From structural biology to structural cell biology with the aid of machine learning:
Structural biology has long provided atomic-resolution insights into macromolecular function, but traditional approaches, such as X-ray crystallography and single-particle Cryo-EM, require the purification of molecules, removing them from their native cellular environment. This reductionist approach has been crucial for determining structures, yet it often fails to capture how macromolecular assemblies function dynamically within the cell. Conversely, cell biology techniques provide a broader view of cellular processes but often lack the molecular resolution necessary for mechanistic understanding.
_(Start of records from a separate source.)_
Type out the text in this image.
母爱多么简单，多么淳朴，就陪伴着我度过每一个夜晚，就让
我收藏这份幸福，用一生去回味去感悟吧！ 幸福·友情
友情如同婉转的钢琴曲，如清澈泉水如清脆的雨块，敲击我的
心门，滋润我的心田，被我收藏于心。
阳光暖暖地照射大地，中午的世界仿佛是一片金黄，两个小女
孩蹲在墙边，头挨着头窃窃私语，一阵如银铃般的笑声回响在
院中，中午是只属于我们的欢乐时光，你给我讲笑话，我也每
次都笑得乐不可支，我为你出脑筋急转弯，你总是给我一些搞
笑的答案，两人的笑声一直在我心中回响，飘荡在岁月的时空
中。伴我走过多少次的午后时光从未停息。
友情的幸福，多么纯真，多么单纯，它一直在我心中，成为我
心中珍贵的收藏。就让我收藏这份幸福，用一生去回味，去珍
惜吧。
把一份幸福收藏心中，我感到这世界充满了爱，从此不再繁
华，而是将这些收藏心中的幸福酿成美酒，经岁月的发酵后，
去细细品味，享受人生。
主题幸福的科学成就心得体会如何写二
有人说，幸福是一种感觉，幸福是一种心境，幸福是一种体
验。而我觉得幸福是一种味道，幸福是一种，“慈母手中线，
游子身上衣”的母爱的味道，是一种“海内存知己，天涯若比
The emergence of Cryo-Electron Microscopy (Cryo-EM) and Cryo-Electron Tomography (Cryo-ET) is now bridging this gap. Cryo-ET, in particular, allows researchers to visualize macromolecular assemblies directly inside cells, at near-atomic resolution, offering unprecedented insight into cellular architecture and macromolecular function in situ. However, analyzing and interpreting the vast amount of data generated by Cryo-ET remains a challenge. Machine Learning methods are now playing a key role in improving structural classification, denoising, and segmentation in Cryo-ET datasets, making them an essential tool for modern structural biologists.
This Course will train the next generation of researchers in these cutting-edge integrative approaches, ensuring that they are equipped with both experimental and computational skills to tackle the challenges of Structural Cell Biology.